A Seestar S30 Pro, one of a slew of new tiny smart telescopes

(Image credit: Jamie Carter)

When I go in search of dark skies, I like to travel light. Backpack light. With a full-frame camera, a tripod and some binoculars on my back, I can get everything I want from the night sky, save for the close-up views that only a telescope could bring. A telescope is such a burden when traveling. It's heavy and delicate, making any trip feel like a driving tour where you're never more than a few feet from your vehicle. No thanks — astrotourism for me is about exploring.I stuck to my "no telescope" rule for years, right up until a trip to New Brunswick's dark-sky corridor a few years ago, when I packed a small Seestar smart telescope I had been asked to test.
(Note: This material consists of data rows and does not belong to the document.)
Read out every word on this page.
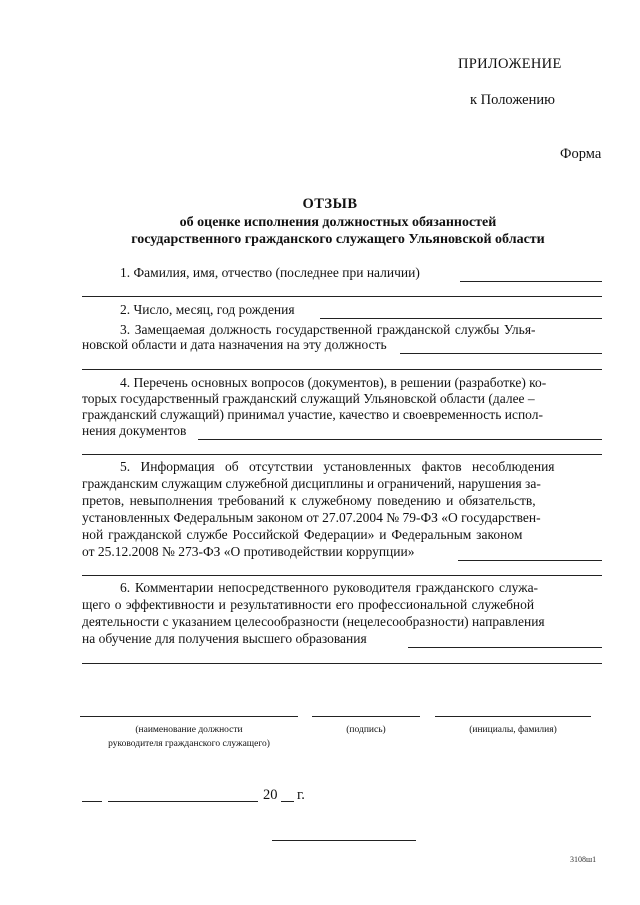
ПРИЛОЖЕНИЕ
к Положению
Форма
ОТЗЫВ
об оценке исполнения должностных обязанностей
государственного гражданского служащего Ульяновской области
1. Фамилия, имя, отчество (последнее при наличии)
2. Число, месяц, год рождения
3. Замещаемая должность государственной гражданской службы Улья-
новской области и дата назначения на эту должность
4. Перечень основных вопросов (документов), в решении (разработке) ко-
торых государственный гражданский служащий Ульяновской области (далее –
гражданский служащий) принимал участие, качество и своевременность испол-
нения документов
5. Информация об отсутствии установленных фактов несоблюдения
гражданским служащим служебной дисциплины и ограничений, нарушения за-
претов, невыполнения требований к служебному поведению и обязательств,
установленных Федеральным законом от 27.07.2004 № 79-ФЗ «О государствен-
ной гражданской службе Российской Федерации» и Федеральным законом
от 25.12.2008 № 273-ФЗ «О противодействии коррупции»
6. Комментарии непосредственного руководителя гражданского служа-
щего о эффективности и результативности его профессиональной служебной
деятельности с указанием целесообразности (нецелесообразности) направления
на обучение для получения высшего образования
(наименование должности
руководителя гражданского служащего)
(подпись)	(инициалы, фамилия)
20 г.
3108ш1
Almost as an afterthought, I wedged it into my camera bag instead of a lens I didn't use that much. It was tiny. Would I use it? Maybe.I set it running outside a cabin on the Fundy Coast and forgot about it for half an hour while I took some wide-angle photos of the beautifully clear night sky. When I checked up on it — something you can do just by looking at an app on a smartphone — I could see the Whirlpool Galaxy clearer than ever before. That was the moment my old rule broke. In the smart telescope era, traveling light doesn't have to mean leaving a telescope behind.At its core, a smart telescope is still an optical telescope — collecting light with a mirror or lens — but instead of sending that light to your eye, it focuses it onto a digital sensor. There's no eyepiece. In some ways, they're miniaturized versions of big, professional telescopes like Hubble and Webb, capturing digital images rather than sending light directly to your eye. Once powered on, the telescope points itself by taking a quick image of the sky and matching star patterns against an internal database — a process called plate-solving. After that, you just select a target in the app, and the telescope slews to it automatically. Then it begins taking lots of short exposures, stacking them in real time so the image slowly improves. That gradual build-up is something beginners often miss: the first few seconds rarely look like much. Leave it running for ten or twenty minutes, and structure starts to appear. What you see is a live image on your phone or tablet that you can easily share. For some, the ability to instantly share images is the killer feature.